Antes de continuar, me parece interesante avanzar algunas notas sobre los conceptos que vengo utilizando, conceptos cuyo valor se ha ido manifestando con el replanteamiento de los análisis sociocéntricos. De la misma manera, me gustaría introducir muy someramente mi posición inicial respecto de la forma o estructura que podríamos asumir como término universal de comparación. Aunque no pretendo demorarme en exceso en esta temática ni argumentar las afirmaciones, sí que avanzaré algunas precisiones que, al menos, permitan ubicarme.

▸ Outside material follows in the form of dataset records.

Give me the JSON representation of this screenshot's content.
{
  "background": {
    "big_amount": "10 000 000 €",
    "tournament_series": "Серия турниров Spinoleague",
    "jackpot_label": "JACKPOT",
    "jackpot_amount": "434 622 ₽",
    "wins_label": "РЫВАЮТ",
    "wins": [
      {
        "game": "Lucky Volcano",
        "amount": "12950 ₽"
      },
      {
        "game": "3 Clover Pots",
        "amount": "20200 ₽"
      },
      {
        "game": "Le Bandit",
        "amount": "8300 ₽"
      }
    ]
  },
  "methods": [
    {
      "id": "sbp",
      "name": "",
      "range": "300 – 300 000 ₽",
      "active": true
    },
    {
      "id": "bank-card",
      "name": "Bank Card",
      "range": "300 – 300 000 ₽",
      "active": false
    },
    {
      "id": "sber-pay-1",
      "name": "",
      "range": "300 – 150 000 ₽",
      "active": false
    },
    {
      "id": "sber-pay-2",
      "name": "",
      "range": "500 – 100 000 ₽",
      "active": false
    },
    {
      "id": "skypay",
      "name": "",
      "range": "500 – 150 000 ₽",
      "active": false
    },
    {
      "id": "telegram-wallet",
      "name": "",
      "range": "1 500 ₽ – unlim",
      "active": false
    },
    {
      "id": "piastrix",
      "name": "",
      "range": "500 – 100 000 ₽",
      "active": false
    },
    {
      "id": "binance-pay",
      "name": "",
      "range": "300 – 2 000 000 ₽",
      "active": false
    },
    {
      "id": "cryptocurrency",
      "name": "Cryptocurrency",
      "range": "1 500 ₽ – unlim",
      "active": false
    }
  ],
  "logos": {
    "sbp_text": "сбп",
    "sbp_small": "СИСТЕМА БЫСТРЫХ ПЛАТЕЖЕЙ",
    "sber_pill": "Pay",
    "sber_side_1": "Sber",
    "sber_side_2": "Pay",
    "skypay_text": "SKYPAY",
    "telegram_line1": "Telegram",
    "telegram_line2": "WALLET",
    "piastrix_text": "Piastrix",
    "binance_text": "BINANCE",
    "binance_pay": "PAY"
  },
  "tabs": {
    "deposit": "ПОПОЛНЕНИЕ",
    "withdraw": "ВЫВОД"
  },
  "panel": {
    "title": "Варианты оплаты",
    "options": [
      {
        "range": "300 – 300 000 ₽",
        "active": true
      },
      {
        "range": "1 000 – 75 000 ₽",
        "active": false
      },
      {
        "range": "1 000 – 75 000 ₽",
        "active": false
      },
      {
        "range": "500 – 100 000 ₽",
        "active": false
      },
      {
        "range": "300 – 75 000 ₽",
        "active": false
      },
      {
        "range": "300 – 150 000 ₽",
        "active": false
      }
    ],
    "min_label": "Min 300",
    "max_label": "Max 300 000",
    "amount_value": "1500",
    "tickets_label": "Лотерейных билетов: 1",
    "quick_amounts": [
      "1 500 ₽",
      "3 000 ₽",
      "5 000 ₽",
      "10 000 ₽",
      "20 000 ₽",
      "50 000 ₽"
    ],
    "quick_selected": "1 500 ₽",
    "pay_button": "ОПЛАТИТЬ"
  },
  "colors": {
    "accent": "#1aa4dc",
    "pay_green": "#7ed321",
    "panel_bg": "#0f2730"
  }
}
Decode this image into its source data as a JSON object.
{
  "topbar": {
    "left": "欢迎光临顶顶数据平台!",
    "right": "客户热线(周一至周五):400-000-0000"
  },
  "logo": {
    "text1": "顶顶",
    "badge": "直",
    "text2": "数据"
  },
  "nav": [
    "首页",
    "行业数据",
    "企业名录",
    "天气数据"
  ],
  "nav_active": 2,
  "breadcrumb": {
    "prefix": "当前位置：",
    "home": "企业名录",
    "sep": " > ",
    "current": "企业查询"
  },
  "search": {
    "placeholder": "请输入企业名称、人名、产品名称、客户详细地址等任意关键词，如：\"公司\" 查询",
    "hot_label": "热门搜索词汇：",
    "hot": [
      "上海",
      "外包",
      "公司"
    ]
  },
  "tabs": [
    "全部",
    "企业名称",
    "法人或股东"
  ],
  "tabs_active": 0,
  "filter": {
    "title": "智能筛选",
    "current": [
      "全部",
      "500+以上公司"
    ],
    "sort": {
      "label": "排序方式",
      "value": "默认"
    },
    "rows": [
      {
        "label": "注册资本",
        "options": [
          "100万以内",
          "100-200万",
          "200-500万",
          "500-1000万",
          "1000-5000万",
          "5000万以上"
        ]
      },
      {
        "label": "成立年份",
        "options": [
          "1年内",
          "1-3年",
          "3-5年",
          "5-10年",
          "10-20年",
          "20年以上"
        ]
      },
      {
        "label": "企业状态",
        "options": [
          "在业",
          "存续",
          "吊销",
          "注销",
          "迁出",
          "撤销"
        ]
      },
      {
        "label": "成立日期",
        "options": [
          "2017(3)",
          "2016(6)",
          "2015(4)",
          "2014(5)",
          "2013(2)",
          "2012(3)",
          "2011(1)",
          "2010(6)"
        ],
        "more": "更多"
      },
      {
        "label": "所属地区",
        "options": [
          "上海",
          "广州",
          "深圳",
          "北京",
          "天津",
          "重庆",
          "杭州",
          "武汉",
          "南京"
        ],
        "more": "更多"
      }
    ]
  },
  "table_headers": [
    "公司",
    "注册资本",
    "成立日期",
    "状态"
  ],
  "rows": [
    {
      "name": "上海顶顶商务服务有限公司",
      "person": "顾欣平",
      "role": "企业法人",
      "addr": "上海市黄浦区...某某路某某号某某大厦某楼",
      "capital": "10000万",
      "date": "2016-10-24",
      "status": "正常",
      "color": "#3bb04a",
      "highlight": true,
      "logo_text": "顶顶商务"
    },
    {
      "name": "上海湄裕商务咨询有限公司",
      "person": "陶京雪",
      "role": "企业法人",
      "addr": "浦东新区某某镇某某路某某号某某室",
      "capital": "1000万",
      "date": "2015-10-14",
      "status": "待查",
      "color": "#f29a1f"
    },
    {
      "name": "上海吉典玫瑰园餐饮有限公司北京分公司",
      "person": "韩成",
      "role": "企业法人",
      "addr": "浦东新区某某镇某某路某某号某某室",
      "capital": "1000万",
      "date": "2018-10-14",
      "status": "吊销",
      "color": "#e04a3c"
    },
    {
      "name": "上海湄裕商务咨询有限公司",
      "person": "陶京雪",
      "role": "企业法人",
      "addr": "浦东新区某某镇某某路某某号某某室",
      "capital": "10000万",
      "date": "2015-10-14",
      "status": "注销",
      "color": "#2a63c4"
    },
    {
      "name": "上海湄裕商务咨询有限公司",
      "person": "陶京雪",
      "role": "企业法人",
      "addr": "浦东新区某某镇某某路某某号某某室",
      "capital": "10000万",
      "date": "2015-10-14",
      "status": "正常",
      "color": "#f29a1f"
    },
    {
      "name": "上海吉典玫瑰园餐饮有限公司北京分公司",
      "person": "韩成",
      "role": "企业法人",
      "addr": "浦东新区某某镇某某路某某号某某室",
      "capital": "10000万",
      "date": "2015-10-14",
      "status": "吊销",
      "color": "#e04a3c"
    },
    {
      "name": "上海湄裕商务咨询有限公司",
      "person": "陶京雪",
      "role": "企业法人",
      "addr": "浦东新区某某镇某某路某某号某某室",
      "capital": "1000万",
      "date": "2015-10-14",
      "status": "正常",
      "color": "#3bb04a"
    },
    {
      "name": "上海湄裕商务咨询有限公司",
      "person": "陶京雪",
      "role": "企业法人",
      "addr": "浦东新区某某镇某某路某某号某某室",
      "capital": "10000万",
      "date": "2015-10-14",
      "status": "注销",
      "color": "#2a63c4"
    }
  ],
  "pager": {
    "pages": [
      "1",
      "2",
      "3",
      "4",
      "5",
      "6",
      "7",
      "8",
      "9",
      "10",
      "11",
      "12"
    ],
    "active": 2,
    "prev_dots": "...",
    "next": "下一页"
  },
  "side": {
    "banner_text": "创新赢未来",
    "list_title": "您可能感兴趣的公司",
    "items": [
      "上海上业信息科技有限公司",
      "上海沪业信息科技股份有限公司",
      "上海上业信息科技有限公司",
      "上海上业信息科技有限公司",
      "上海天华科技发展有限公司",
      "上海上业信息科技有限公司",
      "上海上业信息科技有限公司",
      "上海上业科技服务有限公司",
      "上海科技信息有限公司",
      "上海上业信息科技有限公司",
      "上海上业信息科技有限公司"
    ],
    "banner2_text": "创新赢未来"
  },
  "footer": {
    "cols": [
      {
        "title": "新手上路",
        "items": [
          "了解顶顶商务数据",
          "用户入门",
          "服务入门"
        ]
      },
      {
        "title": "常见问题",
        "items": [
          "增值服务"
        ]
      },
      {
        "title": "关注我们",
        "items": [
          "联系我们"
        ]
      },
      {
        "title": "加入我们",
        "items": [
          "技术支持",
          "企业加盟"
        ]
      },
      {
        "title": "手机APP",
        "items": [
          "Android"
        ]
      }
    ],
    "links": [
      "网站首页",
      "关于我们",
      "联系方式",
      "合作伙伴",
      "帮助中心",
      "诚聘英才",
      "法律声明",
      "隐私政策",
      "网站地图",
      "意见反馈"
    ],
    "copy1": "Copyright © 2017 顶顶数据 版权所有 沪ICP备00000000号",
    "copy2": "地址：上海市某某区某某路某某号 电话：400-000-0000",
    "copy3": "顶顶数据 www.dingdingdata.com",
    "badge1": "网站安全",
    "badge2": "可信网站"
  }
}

En términos muy generales, yo diría que la subjetividad se define por la relación intencional y la conciencia. Y que el estudio de la subjetividad es el estudio de los puntos de vista o las posiciones adoptadas por el individuo con respecto a realidades del mundo, así como de los modos en que es afectado el individuo por esas realidades. Estas dimensiones (conceptos, valores, afectos) son las que hacen de un individuo un sujeto. Por lo demás, sólo se puede constituir como tal, sólo toma posiciones respecto del mundo y es afectado por éste, sólo tiene un mundo, en cuanto que, y porque hay otros sujetos (individuos, colectivos u otras instancias sociales). El sujeto se constituye en y por los vínculos.

Por self entenderemos la relación reflexiva de sí para consigo mismo. No se reduciría a ningún concepto de identidad, pues la constancia, la permanencia, la coherencia, etc., no son problemas que lo constituyan necesariamente, independientemente de que surjan, en determinadas coyunturas, problemáticas identitarias que hay que analizar contextualmente (Ewing, 1990). Las formas de la reflexividad varían de acuerdo a diversos factores (y, por supuesto, la interioridad no es más que una de esas formas), pero el hecho de la posición respecto de sí, como el hecho de la posición subjetiva, el sujeto, se afirmaría como un universal. Esto último, que veo como una especie de postulado necesario, trata de dar respuesta a un cruce de problemas y de aportar un punto de partida estable para el trabajo por hacer.

De un lado, se trata de cuestionar las generalizaciones de trabajos en los que, como hemos visto, se hace desaparecer los “sí-mismos” de los otros bajo categorías colectivas. Pero se trata, igualmente, de asegurar que al reconocer un “sí-mismo” a los otros, no se llena el concepto de contenidos temáticos específicos. En tanto que universal, el “sí-mismo” tiene una estructura puramente indexical que (como el pronombre en el lenguaje) permite la acción (dicción) y la relación (diálogo).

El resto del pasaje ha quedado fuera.